Aceh merupakan salah satu daerah dimana penduduknya bersifat heterogen yang banyak diidatangi oleh para pedagang dari berbagai Jazirah Arab. Untuk menjadikan indikator masa hidup berdekatan dengan masa ikrar wakaf adalah kurang tepat dikarena sesuai dengan penjelasan diatas terlalu banyak sayyid yang hidup pada saat yang sama, diantaranya Keluarga Abu Futheim, Al-Hadad, Alaydrus, Al-Mahdali, Al-Aidid dan lainnya. Apabila kita sudah tidak menjumpai lagi keluarga tersebut di wilayah Peusangan bukan berarti bahwa keluarga tersebut tidak pernah ada di wilayah Peusangan karena salah satu karakter keluarga sayyid adalah suka berhijrah baik dengan alasan dakwah, dagang dan politik.

Keempat, Dalam kajian Lembaga Asyraf Aceh tidak ada satu bukti pun yang menunjukan kepemilikan tanah Habib Abdurrahman Al-habsyi di Mekkah dan secara cerita turun temurun pun tidak didapatkan riwayat beliau berasal dari Mekkah. Hal ini juga menjelaskan sebagaimana penjelasan diatas yang menjelaskan bahwa beliau adalag cucu Habib Ahmad bin Syeikh Al-Habsyi yang meupakan keturunan dari pada seorang alim Habib Ahmad bin Hasyem bin Ahmad Shahib Syiib Al-Habsyi yang wafat di Bor, Tarim pada tahun 1115 H. Jadi jelas bahwa beliau bukan berasal dari Mekkah tetapi berasal dari Hadramaut, Yaman.

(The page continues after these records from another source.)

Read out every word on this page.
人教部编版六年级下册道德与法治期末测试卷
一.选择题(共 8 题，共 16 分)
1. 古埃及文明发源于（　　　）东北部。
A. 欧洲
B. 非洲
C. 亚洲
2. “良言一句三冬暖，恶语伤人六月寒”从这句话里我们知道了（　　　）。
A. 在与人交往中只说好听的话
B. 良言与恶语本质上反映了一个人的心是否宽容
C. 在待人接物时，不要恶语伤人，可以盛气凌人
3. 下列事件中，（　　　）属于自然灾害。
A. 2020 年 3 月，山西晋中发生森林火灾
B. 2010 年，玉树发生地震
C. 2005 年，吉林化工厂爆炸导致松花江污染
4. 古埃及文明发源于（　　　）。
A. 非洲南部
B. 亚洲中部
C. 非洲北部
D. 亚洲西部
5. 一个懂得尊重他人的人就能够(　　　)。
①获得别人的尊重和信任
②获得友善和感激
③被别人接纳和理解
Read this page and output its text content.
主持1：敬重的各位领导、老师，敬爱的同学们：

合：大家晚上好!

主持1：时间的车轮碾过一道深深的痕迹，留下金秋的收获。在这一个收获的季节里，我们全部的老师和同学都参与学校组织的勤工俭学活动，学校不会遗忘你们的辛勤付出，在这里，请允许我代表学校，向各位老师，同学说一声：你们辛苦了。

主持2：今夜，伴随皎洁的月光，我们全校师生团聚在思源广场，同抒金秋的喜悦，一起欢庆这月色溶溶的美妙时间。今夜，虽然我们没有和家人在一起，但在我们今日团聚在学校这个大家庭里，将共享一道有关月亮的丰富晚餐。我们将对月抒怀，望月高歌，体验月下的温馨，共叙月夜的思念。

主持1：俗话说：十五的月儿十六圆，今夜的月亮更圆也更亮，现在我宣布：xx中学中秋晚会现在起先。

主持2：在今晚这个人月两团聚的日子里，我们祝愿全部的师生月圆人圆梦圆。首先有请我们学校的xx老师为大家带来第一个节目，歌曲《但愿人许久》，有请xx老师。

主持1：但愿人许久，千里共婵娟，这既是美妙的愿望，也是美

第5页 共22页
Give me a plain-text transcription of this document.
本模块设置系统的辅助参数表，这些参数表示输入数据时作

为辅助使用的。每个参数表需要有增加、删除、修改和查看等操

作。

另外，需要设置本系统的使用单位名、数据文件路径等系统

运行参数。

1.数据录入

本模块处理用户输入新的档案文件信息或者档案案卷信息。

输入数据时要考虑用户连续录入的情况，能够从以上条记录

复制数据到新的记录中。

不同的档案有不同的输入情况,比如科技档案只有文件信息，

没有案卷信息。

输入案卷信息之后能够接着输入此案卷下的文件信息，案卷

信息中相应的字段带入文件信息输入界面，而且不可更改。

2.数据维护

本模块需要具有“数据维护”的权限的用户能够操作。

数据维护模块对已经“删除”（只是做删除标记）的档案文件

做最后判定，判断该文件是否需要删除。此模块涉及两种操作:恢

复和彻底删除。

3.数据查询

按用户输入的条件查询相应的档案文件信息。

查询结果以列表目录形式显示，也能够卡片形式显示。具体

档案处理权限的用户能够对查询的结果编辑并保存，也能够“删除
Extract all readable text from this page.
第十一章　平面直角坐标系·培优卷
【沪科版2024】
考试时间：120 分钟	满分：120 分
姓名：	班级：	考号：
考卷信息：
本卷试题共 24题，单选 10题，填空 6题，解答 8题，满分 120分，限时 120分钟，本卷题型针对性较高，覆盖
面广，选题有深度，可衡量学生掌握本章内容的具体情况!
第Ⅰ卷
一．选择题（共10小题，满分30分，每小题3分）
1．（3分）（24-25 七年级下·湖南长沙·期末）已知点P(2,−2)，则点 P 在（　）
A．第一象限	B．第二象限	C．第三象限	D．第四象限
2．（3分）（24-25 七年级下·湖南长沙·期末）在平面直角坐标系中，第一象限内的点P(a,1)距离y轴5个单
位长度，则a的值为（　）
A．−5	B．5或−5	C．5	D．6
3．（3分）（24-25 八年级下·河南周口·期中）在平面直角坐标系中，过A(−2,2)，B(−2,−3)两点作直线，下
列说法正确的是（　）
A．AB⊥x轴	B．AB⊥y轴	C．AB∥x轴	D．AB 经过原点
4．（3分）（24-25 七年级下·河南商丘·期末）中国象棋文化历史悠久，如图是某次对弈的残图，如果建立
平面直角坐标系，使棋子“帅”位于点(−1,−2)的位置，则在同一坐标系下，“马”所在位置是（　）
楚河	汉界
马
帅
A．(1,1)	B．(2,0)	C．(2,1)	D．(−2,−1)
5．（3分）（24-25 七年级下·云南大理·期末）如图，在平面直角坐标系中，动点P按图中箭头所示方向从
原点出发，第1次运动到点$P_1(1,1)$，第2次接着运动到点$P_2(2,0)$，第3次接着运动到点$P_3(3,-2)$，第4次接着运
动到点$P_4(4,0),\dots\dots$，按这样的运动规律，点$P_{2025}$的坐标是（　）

Kelima, ada juga argumentasi yang menjelaskan bahwa karena ada hubungan emosional antara Habib Abdurrahman Al-Habsyi dengan Syeikh Abdullah Al-Baid sehingga menunjuk Syeikh Abdullah Al-Baid sebagai Nazir pertama wakaf Habib Bugak Asyi. Hubungan emosional antara Habib Abdurrahman Al-Habsyi dengan Syeikh Abdullah Al-Baid terjalin dengan baik akibat sesama Bangsa Arab dan ada kemungkinan Habib Abdurrahman Al-Habsyi orang yang menfasilitasi Syeikh Abdullah Al-Baid untuk datang ke Wilayah Peusangan dikarena Habib merupakan seorang Alim Ulama yang masyhur dan disegani pada saat itu di wilayah Peusangan. Sehingga dengan kedatangan Syeikh Abdullah Al-Baid ke Wilayah Peusangan selain untuk berdakwah juga untuk memperkuat sendi-sendi keislaman di tanah Peusangan, dimana beliau memilih tinggal di pinggiran Sungai Tikem sebelah atas , yang sekarang dikenal sebagai Awee Geutah.

Jadi hubungan emosional tidak menunjukan secara langsung bahwa Habib Abdurrahman Al-Habsyi adalah Habib Bugak Asyi yang telah mewakafkan harta bendanya di Jalan Allah SWT dan kemaslahatan orang Aceh di Tanah Mekkah. Berdasarkan beberapa fakta diatas dari hasil kajian Lembaga Asyaraf Aceh menunjukan bahwa belum ada bukti-bukti yang kuat bahwa sebenarnya Habib Abdurrahman Al-habsyi adalah Habib Bugak Asyi. Walaupun sampai saat ini asal usul Habib Bugak masih misterius dikarenakan untuk mengkaji tentang jati diri atau asal usul Habib Bugak Asyi dibutuhkan bukti-bukti yang otentik dan jelas dikarenakan apabila salah dalam memprediksi atau menjelaskan jati diri seseorang, maka hal ini juga akan berdampak pada pemalsuan asal-usul dan merusak nasab seseorang.